Each config is a JSON file with:
- `system`: which system, params, and time span
- `data`: window, horizon, splits, scaler
- `model`: architecture and hyperparameters
- `training`: epochs, batch size, learning rate, patience
- `tuning` (optional): Optuna search config

Example (minimal):

```json
{
  "system": {"name": "lorenz63", "t_end": 100, "t_points": 1000},
  "data": {"window": 10, "horizon": 1, "stride": 1, "train_ratio": 0.2, "val_ratio": 0.1, "scaler": "minmax"},
  "model": {"name": "lstm", "units": 256, "depth": 3, "dropout": 0.1},
  "training": {"epochs": 200, "batch_size": 64, "patience": 20, "learning_rate": 0.001}
}
```

## Hyperparameter tuning (Optuna)

Add a `tuning` section to your config:

```json
"tuning": {
  "enabled": true,
  "n_trials": 25,
  "epochs": 50,
  "search_space": {
    "window": {"low": 5, "high": 30, "step": 5},
    "learning_rate": {"low": 1e-4, "high": 1e-2, "log": true},
    "units": {"low": 64, "high": 512, "step": 64},
    "depth": {"low": 2, "high": 4, "step": 1},
    "dropout": {"low": 0.0, "high": 0.3, "step": 0.05}
  }
}
```

The best params are saved to `runs/<output>/tuning/best_params.json` and applied to the final training run.

## Custom models

Set `model.name` to `custom` and point to your builder:

```json
"model": {
  "name": "custom",
  "custom_path": "custom_model.py",
  "custom_builder": "build_model"
}
```

See `custom_model.py` for a working template.

Your `custom_model.py` should define:

```python
import torch
from torch import nn

def build_model(model_cfg, input_shape, output_dim, horizon):
    # input_shape is (window, features)
    # return a torch.nn.Module
    return nn.Sequential(...)
```

## Plot options (Lorenz-96)
- `plot_options.lorenz96_lines`: include line plots alongside heatmap
- `plot_options.lorenz96_heatmap_mode`: `pair` or `error`

## Model export

Every run saves a best checkpoint to `runs/<output>/model.pt`.
You can export from the UI (History tab) in either:
- `pt` (state_dict)
- `torchscript`

## Enterprise usage notes

- Reproducibility: set `seed` in the config for deterministic runs.
- Separation of concerns: configs are versionable artifacts; UI edits write to JSON.
- Extensibility: custom models can be checked into repo or loaded from external paths.
- Auditability: each run writes `config.json`, `history.json`, and `metrics.json`.

## Troubleshooting

- `No module named streamlit`: install in venv using `python -m pip install streamlit`.
- `DLL load failed` (PyTorch): install the VC++ 2015-2022 Redistributable (x64).
- Empty validation set: reduce `window` or increase `train_ratio`/`val_ratio`.

## FAQ

Q: Can I run tuning for only one model?
A: Yes. Select the model in the config and enable `tuning.enabled`.

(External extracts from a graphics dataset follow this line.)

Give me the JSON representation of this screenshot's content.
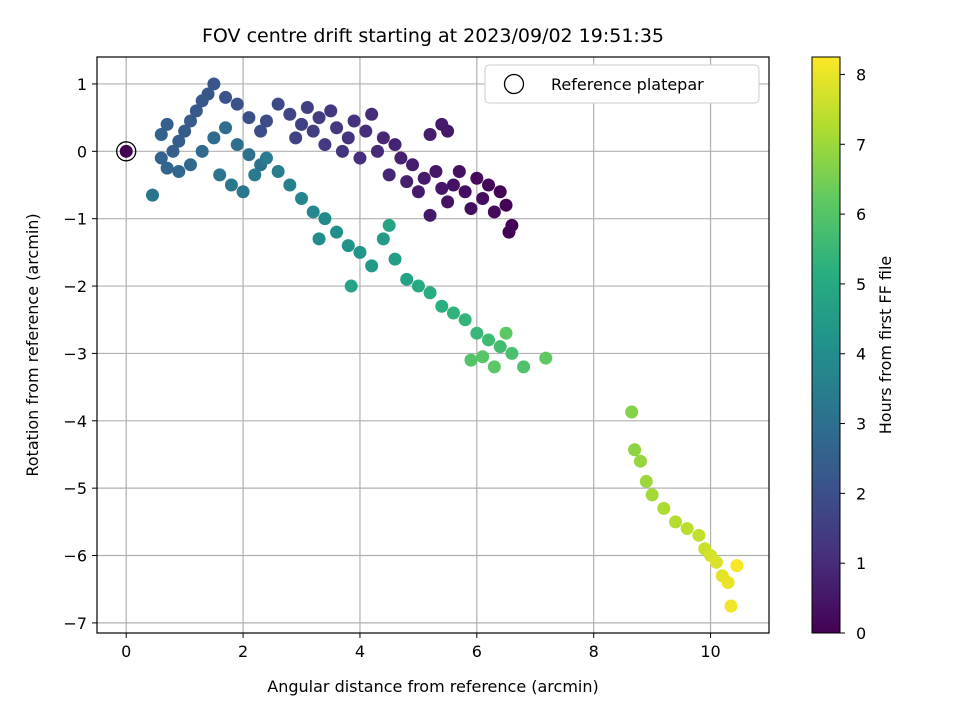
{
  "chart_data": {
    "type": "scatter",
    "title": "FOV centre drift starting at 2023/09/02 19:51:35",
    "xlabel": "Angular distance from reference (arcmin)",
    "ylabel": "Rotation from reference (arcmin)",
    "xlim": [
      -0.5,
      11
    ],
    "ylim": [
      -7.15,
      1.4
    ],
    "xticks": [
      0,
      2,
      4,
      6,
      8,
      10
    ],
    "yticks": [
      1,
      0,
      -1,
      -2,
      -3,
      -4,
      -5,
      -6,
      -7
    ],
    "grid": true,
    "colormap": "viridis",
    "colorbar": {
      "label": "Hours from first FF file",
      "range": [
        0,
        8.25
      ],
      "ticks": [
        0,
        1,
        2,
        3,
        4,
        5,
        6,
        7,
        8
      ]
    },
    "legend": {
      "position": "top-right",
      "entries": [
        {
          "label": "Reference platepar",
          "marker": "open-circle"
        }
      ]
    },
    "reference_point": {
      "x": 0,
      "y": 0
    },
    "series": [
      {
        "columns": [
          "x",
          "y",
          "hours"
        ],
        "points": [
          [
            0.0,
            0.0,
            0.0
          ],
          [
            6.5,
            -0.8,
            0.05
          ],
          [
            6.6,
            -1.1,
            0.05
          ],
          [
            6.4,
            -0.6,
            0.1
          ],
          [
            6.2,
            -0.5,
            0.15
          ],
          [
            6.0,
            -0.4,
            0.2
          ],
          [
            6.55,
            -1.2,
            0.1
          ],
          [
            6.3,
            -0.9,
            0.2
          ],
          [
            6.1,
            -0.7,
            0.3
          ],
          [
            5.9,
            -0.85,
            0.3
          ],
          [
            5.8,
            -0.6,
            0.35
          ],
          [
            5.6,
            -0.5,
            0.4
          ],
          [
            5.7,
            -0.3,
            0.4
          ],
          [
            5.5,
            -0.75,
            0.45
          ],
          [
            5.4,
            -0.55,
            0.5
          ],
          [
            5.3,
            -0.3,
            0.5
          ],
          [
            5.2,
            -0.95,
            0.55
          ],
          [
            5.1,
            -0.4,
            0.6
          ],
          [
            5.0,
            -0.6,
            0.6
          ],
          [
            4.9,
            -0.2,
            0.65
          ],
          [
            4.8,
            -0.45,
            0.7
          ],
          [
            5.4,
            0.4,
            0.6
          ],
          [
            5.5,
            0.3,
            0.55
          ],
          [
            5.2,
            0.25,
            0.65
          ],
          [
            4.7,
            -0.1,
            0.75
          ],
          [
            4.6,
            0.1,
            0.8
          ],
          [
            4.5,
            -0.35,
            0.85
          ],
          [
            4.4,
            0.2,
            0.9
          ],
          [
            4.3,
            0.0,
            0.95
          ],
          [
            4.2,
            0.55,
            1.0
          ],
          [
            4.1,
            0.3,
            1.05
          ],
          [
            4.0,
            -0.1,
            1.1
          ],
          [
            3.9,
            0.45,
            1.15
          ],
          [
            3.8,
            0.2,
            1.2
          ],
          [
            3.7,
            0.0,
            1.25
          ],
          [
            3.6,
            0.35,
            1.3
          ],
          [
            3.5,
            0.6,
            1.35
          ],
          [
            3.4,
            0.1,
            1.4
          ],
          [
            3.3,
            0.5,
            1.45
          ],
          [
            3.2,
            0.3,
            1.5
          ],
          [
            3.1,
            0.65,
            1.55
          ],
          [
            3.0,
            0.4,
            1.6
          ],
          [
            2.9,
            0.2,
            1.65
          ],
          [
            2.8,
            0.55,
            1.7
          ],
          [
            2.6,
            0.7,
            1.8
          ],
          [
            2.4,
            0.45,
            1.9
          ],
          [
            2.3,
            0.3,
            1.95
          ],
          [
            2.1,
            0.5,
            2.0
          ],
          [
            1.9,
            0.7,
            2.05
          ],
          [
            1.7,
            0.8,
            2.1
          ],
          [
            1.5,
            1.0,
            2.15
          ],
          [
            1.4,
            0.85,
            2.2
          ],
          [
            1.3,
            0.75,
            2.25
          ],
          [
            1.2,
            0.6,
            2.3
          ],
          [
            1.1,
            0.45,
            2.35
          ],
          [
            1.0,
            0.3,
            2.4
          ],
          [
            0.9,
            0.15,
            2.45
          ],
          [
            0.8,
            0.0,
            2.5
          ],
          [
            0.7,
            0.4,
            2.55
          ],
          [
            0.6,
            0.25,
            2.6
          ],
          [
            0.6,
            -0.1,
            2.65
          ],
          [
            0.7,
            -0.25,
            2.7
          ],
          [
            0.9,
            -0.3,
            2.75
          ],
          [
            1.1,
            -0.2,
            2.8
          ],
          [
            1.3,
            0.0,
            2.85
          ],
          [
            1.5,
            0.2,
            2.9
          ],
          [
            1.7,
            0.35,
            2.95
          ],
          [
            1.9,
            0.1,
            3.0
          ],
          [
            2.1,
            -0.05,
            3.05
          ],
          [
            2.3,
            -0.2,
            3.1
          ],
          [
            0.45,
            -0.65,
            3.15
          ],
          [
            1.6,
            -0.35,
            3.2
          ],
          [
            1.8,
            -0.5,
            3.25
          ],
          [
            2.0,
            -0.6,
            3.3
          ],
          [
            2.2,
            -0.35,
            3.35
          ],
          [
            2.4,
            -0.1,
            3.4
          ],
          [
            2.6,
            -0.3,
            3.5
          ],
          [
            2.8,
            -0.5,
            3.6
          ],
          [
            3.0,
            -0.7,
            3.7
          ],
          [
            3.2,
            -0.9,
            3.8
          ],
          [
            3.4,
            -1.0,
            3.9
          ],
          [
            3.3,
            -1.3,
            4.0
          ],
          [
            3.6,
            -1.2,
            4.1
          ],
          [
            3.8,
            -1.4,
            4.2
          ],
          [
            4.0,
            -1.5,
            4.3
          ],
          [
            4.2,
            -1.7,
            4.4
          ],
          [
            4.4,
            -1.3,
            4.5
          ],
          [
            4.6,
            -1.6,
            4.6
          ],
          [
            4.8,
            -1.9,
            4.7
          ],
          [
            3.85,
            -2.0,
            4.75
          ],
          [
            4.5,
            -1.1,
            4.8
          ],
          [
            5.0,
            -2.0,
            5.0
          ],
          [
            5.2,
            -2.1,
            5.1
          ],
          [
            5.4,
            -2.3,
            5.2
          ],
          [
            5.6,
            -2.4,
            5.3
          ],
          [
            5.8,
            -2.5,
            5.4
          ],
          [
            6.0,
            -2.7,
            5.5
          ],
          [
            6.2,
            -2.8,
            5.6
          ],
          [
            6.4,
            -2.9,
            5.7
          ],
          [
            6.6,
            -3.0,
            5.8
          ],
          [
            6.8,
            -3.2,
            5.9
          ],
          [
            5.9,
            -3.1,
            6.0
          ],
          [
            6.1,
            -3.05,
            6.05
          ],
          [
            6.3,
            -3.2,
            6.1
          ],
          [
            6.5,
            -2.7,
            6.15
          ],
          [
            7.18,
            -3.07,
            6.2
          ],
          [
            8.65,
            -3.87,
            6.7
          ],
          [
            8.7,
            -4.43,
            6.8
          ],
          [
            8.8,
            -4.6,
            6.9
          ],
          [
            8.9,
            -4.9,
            7.0
          ],
          [
            9.0,
            -5.1,
            7.1
          ],
          [
            9.2,
            -5.3,
            7.2
          ],
          [
            9.4,
            -5.5,
            7.3
          ],
          [
            9.6,
            -5.6,
            7.4
          ],
          [
            9.8,
            -5.7,
            7.5
          ],
          [
            9.9,
            -5.9,
            7.6
          ],
          [
            10.0,
            -6.0,
            7.7
          ],
          [
            10.1,
            -6.1,
            7.8
          ],
          [
            10.2,
            -6.3,
            7.9
          ],
          [
            10.3,
            -6.4,
            8.0
          ],
          [
            10.35,
            -6.75,
            8.1
          ],
          [
            10.45,
            -6.15,
            8.2
          ]
        ]
      }
    ]
  }
}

Q: Where are results stored?
A: `runs/<output>/` contains the metrics, history, plots, and model checkpoint.

Q: Can I share a trained model?
A: Yes. Export from the UI or copy `model.pt` from the run directory.

## Performance tips

- Start with small `t_points` or fewer epochs while iterating.
- Use GPU if available; the CLI auto-detects CUDA.
- For transformers, increase `window` cautiously to control memory use.